Помимо взаимных посещений, мы встречались с Львом Николаевичем на улице, и наши встречи превращались иногда, так как мы оба были хорошими ходоками, в длинные бесконечные прогулки и проводы друг друга по московским бульварам и улицам, причем Лев Николаевич говорил и говорил, я же больше слушал и поучался, прерывая его изредка своими пытливыми расспросами.

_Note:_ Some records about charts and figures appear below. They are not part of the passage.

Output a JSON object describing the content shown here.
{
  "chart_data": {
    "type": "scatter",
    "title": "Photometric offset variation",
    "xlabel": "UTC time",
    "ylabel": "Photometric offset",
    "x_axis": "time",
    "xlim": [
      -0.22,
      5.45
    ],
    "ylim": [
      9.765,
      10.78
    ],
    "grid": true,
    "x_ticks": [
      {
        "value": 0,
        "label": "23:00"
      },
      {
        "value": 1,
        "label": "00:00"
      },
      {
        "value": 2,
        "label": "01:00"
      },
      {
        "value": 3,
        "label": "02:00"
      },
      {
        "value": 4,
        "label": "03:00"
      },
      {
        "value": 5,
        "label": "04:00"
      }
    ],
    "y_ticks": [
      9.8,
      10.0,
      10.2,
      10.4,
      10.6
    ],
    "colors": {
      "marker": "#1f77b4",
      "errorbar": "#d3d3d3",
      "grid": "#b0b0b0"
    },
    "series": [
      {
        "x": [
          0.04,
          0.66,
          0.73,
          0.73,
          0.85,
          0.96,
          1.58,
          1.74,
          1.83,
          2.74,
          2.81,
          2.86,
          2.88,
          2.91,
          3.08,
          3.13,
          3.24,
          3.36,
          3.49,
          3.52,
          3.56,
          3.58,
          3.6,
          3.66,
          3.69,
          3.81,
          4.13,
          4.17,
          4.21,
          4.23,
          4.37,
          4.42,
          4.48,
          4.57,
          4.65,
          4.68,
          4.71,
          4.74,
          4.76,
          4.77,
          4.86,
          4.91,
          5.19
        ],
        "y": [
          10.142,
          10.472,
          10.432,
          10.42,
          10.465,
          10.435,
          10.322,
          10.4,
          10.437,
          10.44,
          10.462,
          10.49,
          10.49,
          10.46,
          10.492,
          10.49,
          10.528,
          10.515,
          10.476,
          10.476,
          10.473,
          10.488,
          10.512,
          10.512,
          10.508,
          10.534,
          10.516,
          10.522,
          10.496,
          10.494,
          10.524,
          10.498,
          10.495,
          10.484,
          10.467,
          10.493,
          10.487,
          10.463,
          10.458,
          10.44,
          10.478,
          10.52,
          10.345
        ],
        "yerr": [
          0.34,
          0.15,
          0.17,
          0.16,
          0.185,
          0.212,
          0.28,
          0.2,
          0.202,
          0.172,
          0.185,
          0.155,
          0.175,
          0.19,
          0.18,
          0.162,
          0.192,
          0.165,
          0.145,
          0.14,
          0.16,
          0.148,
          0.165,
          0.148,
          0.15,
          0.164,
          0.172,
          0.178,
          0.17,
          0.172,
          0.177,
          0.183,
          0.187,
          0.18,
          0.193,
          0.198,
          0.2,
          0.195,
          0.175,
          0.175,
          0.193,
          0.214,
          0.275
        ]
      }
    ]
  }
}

Тихие и спокойные Смоленский и Зубовский бульвары и Девичье поле нередко превращались, таким образом, в своего рода «древнегреческие академии». Я живо помню, например, в одну из прогулок его объяснение о финале «Анны Карениной». Он рассказал о действительном случае, как одна барыня на его глазах бросилась под поезд железной дороги. Я припоминаю, во время прогулок на Девичьем поле, его интересные рассуждения о важности полной свободы мысли и исследований и т.п. «Никогда не бойтесь практических возражений, — говорил он, — и особенно господствующих кружков против ваших логических построений, если исходная посылка верна и выводили правильно, иначе, — добавлял Лев Николаевич, — вы никогда не скажете и не создадите ничего оригинального».

Нашему дальнейшему сближению способствовало, как известно, немало одно случайное событие, а именно, мой реферат в «Обществе естествознания» об островах Фиджи, где я сообщал некоторые данные о вредном влиянии денежных сборов с первобытных жителей этих островов на их благосостояние. Как известно, Лев Николаевич воспользовался данными моего реферата как примером или иллюстрацией о зловредности денег вообще в своем остроумном очерке о деньгах, где ссылается на мой реферат и делает из него выдержки.

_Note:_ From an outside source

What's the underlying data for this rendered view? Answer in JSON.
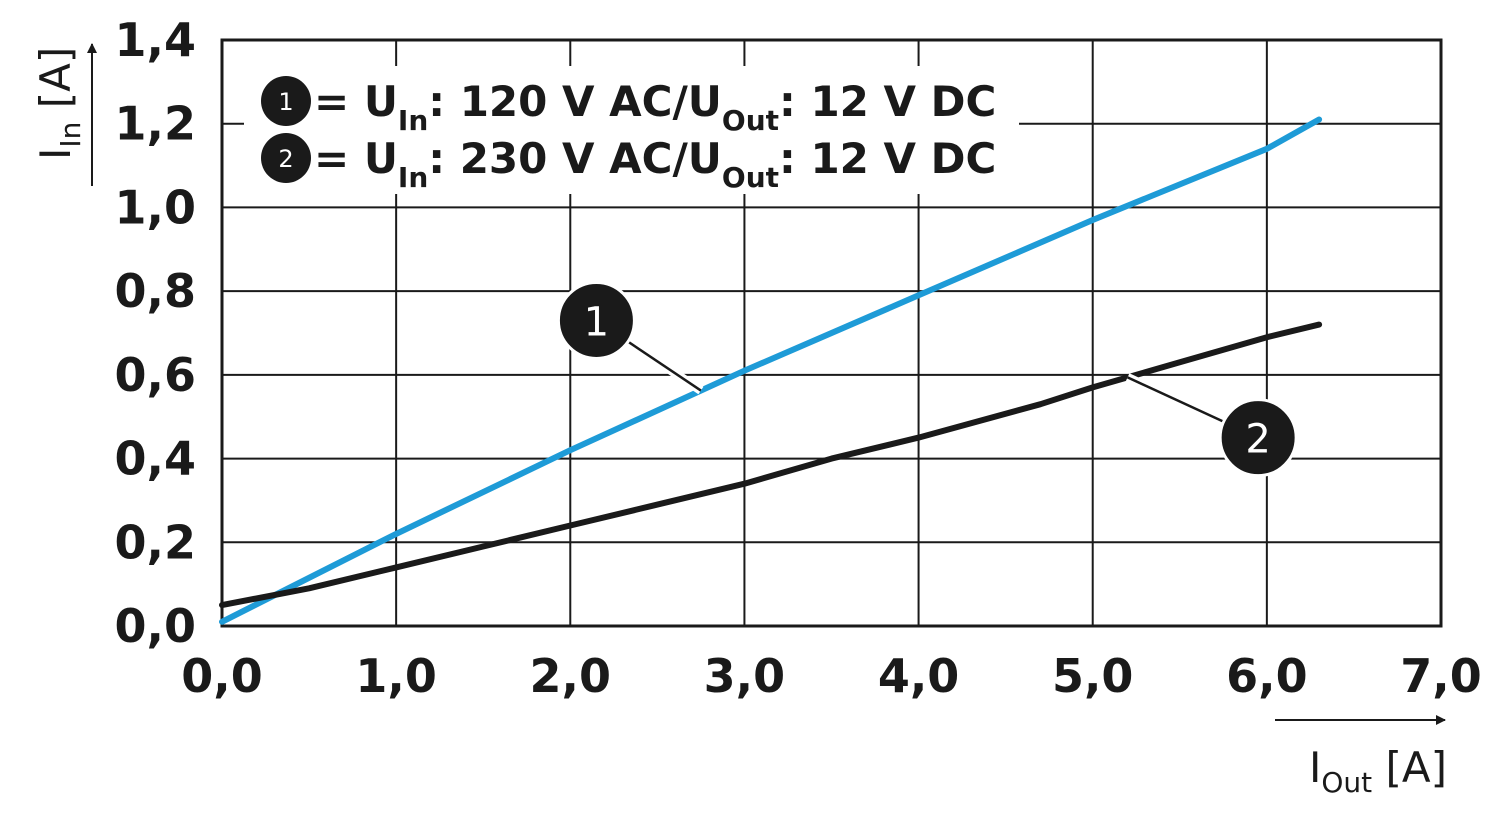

Далее, Лев Николаевич сделал у себя на квартире маленькое заседание из нескольких лиц, на котором и я присутствовал, для обсуждения этого вопроса. Лев Николаевич старался доказать, что деньги составляют существенное зло для человека и их надо уничтожить, но, как у нас водится, большинство осталось при своих старых мнениях, и все присутствующие, насколько мне помнится, утверждали, что такое уничтожение денег как знаков обращения не изменит ничего к лучшему в гражданском обороте и только затруднит его и поведет за собой большие неудобства без всякой пользы делу и прогрессу человечества.

Уже указанные примеры достаточно дают понять, насколько мнения Льва Николаевича отличаются, сравнительно с мнениями Ивана Сергеевича Тургенева, своей оригинальностью и в то же время резкостью выражений. В этом последнем отношении их даже сравнивать невозможно. Все, что ни высказывал Иван Сергеевич, хотя бы это было совершенно противно вашим убеждениям, как, например, о сообщенном выше факте его мнения о русской женщине с моим, все это говорилось в такой елейной форме, так мягко и кротко, что и не приходило в голову Тургеневу настойчиво возражать и тем более на него гневаться.

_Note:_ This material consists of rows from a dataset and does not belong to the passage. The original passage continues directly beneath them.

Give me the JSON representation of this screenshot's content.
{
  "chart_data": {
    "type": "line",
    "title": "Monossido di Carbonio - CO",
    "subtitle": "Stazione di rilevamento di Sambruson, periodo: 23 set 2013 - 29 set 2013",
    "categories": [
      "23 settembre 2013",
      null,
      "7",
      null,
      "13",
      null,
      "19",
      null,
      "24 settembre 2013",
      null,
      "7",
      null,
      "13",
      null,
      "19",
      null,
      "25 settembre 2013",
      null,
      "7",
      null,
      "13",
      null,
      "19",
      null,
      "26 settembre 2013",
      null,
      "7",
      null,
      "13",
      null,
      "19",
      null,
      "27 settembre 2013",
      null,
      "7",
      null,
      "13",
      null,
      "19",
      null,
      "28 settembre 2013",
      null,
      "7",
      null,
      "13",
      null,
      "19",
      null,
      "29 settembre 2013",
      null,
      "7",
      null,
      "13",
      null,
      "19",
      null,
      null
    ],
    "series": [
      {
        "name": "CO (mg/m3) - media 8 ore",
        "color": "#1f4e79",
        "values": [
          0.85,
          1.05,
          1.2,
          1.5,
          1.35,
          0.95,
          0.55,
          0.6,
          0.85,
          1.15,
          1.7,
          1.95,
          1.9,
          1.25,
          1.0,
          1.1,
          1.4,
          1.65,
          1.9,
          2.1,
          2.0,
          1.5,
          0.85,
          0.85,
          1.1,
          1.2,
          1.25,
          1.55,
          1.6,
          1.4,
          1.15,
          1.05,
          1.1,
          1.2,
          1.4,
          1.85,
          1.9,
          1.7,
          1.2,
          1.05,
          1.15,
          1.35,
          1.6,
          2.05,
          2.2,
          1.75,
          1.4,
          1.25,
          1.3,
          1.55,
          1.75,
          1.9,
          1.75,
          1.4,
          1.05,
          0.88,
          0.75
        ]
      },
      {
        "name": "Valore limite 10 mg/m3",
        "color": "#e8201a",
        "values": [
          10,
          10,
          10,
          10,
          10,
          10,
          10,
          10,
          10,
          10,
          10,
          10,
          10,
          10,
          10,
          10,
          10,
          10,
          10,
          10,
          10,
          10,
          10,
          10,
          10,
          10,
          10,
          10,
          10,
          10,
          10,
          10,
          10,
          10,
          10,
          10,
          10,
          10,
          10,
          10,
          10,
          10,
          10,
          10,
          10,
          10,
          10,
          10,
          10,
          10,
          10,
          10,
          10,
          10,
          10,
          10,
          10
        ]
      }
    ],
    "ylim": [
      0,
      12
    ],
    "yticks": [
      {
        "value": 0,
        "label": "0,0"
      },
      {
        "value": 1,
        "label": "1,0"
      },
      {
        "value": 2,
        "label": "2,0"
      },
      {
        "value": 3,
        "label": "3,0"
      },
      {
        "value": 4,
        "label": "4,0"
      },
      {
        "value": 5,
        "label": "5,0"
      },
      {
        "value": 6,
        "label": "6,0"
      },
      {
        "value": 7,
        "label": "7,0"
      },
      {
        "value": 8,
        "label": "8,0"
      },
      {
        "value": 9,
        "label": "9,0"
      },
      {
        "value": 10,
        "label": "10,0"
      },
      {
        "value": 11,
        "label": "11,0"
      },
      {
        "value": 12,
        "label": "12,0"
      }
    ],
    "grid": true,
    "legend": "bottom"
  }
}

Насколько припоминаю, все «вечера с Тургеневым», которые я проводил, т.е. в присутствии его, в большом обществе, отношения публики, окружавшей великого писателя, всегда напоминали отношения учеников к своему уважаемому учителю: все молча или почти молча прислушивались с напряженным вниманием к тому, что говорил Иван Сергеевич, вставляя лишь отдельные реплики. Это настроение удерживалось в течение всего, например, обеда или вечера, которые приходилось с ним проводить, но едва Иван Сергеевич удалится, как бы «учитель ушел», немедленно поднимался общий говор, спор, совершенно как у детей в классную перемену. Таково было впечатление мое и вполне согласное с ним моей жены.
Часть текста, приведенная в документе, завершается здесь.